Contribution: Article

Journal: PHYSICAL CHEMISTRY CHEMICAL PHYSICS

Publication date: 2019/07/28

DOI: 10.1039/c9cp02017a

Abstract: Interactions of atomic cations with molecular hydrogen are of interest for a wide range of applications in hydrogen technologies. These interactions are fairly strong despite being non-covalent, hence one can ask whether hydrogen molecules would form dense, solid-like, solvation shells around the ion (snowballs) or rather a more weakly bound compound. In this work, the interactions between Cs+ and H-2 are studied both experimentally and computationally. Isotopic substitution of H-2 by D-2 is also investigated. On the one hand, helium nanodroplets doped with cesium and hydrogen or deuterium are ionized by electron impact and the (H-2/D-2)(n)Cs+ (up to n = 30) clusters formed are identified via mass spectrometry. On the other hand, a new analytical potential energy surface, based on ab initio calculations, is developed and used to study cluster energies and structures by means of classical and quantum-mechanical Monte Carlo methods. The most salient features of the measured ion abundances are remarkably mimicked by the computed evaporation energies, particularly for the clusters composed of deuterium.
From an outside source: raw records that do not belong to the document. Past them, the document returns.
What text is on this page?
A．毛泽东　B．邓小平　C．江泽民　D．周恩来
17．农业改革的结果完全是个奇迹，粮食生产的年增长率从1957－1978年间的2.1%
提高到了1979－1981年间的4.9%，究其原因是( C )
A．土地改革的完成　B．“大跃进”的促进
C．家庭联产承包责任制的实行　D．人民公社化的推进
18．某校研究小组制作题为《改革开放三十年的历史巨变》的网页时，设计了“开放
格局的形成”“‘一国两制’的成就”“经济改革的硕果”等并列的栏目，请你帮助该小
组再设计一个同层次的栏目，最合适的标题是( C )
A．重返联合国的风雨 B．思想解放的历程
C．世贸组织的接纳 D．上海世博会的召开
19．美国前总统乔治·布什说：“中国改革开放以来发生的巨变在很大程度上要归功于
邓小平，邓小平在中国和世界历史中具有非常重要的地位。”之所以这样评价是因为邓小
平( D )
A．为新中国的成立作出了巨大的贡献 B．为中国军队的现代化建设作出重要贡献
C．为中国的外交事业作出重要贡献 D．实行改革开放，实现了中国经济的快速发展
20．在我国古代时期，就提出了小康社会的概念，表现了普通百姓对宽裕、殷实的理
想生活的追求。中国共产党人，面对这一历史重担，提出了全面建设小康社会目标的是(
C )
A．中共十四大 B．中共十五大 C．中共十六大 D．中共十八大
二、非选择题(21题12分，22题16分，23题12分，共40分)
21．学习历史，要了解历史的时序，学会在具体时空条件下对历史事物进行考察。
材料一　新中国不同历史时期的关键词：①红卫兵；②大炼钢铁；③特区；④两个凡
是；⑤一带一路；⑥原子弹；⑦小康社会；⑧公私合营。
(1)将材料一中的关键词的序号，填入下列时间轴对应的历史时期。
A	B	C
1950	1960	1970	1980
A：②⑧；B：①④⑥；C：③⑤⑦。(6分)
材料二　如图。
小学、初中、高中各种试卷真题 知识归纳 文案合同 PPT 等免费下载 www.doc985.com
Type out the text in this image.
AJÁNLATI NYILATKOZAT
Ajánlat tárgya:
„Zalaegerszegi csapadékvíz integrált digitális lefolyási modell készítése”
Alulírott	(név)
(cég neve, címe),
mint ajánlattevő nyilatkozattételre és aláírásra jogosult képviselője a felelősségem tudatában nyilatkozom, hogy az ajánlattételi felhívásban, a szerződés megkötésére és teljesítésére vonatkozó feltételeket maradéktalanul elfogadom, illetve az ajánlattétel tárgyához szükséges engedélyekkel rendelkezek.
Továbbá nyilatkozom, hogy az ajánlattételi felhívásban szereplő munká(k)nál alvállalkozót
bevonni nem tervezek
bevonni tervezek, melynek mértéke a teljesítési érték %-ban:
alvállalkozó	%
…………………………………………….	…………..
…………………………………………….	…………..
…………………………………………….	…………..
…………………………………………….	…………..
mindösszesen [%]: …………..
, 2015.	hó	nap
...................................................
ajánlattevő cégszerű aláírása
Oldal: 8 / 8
This result supports the reliability of the present potential energy surface and allows us to recommend its use in related systems. Clusters with either twelve H-2 or D-2 molecules stand out for their stability and quasi-rigid icosahedral structures. However, the first solvation shell involves thirteen or fourteen molecules for hydrogenated or deuterated clusters, respectively. This shell retains its internal structure when extra molecules are added to the second shell and is nearly solid-like, especially for the deuterated clusters. The role played by three-body induction interactions as well as the rotational degrees of freedom is analyzed and they are found to be significant (up to 15% and 18%, respectively) for the molecules belonging to the first solvation shell.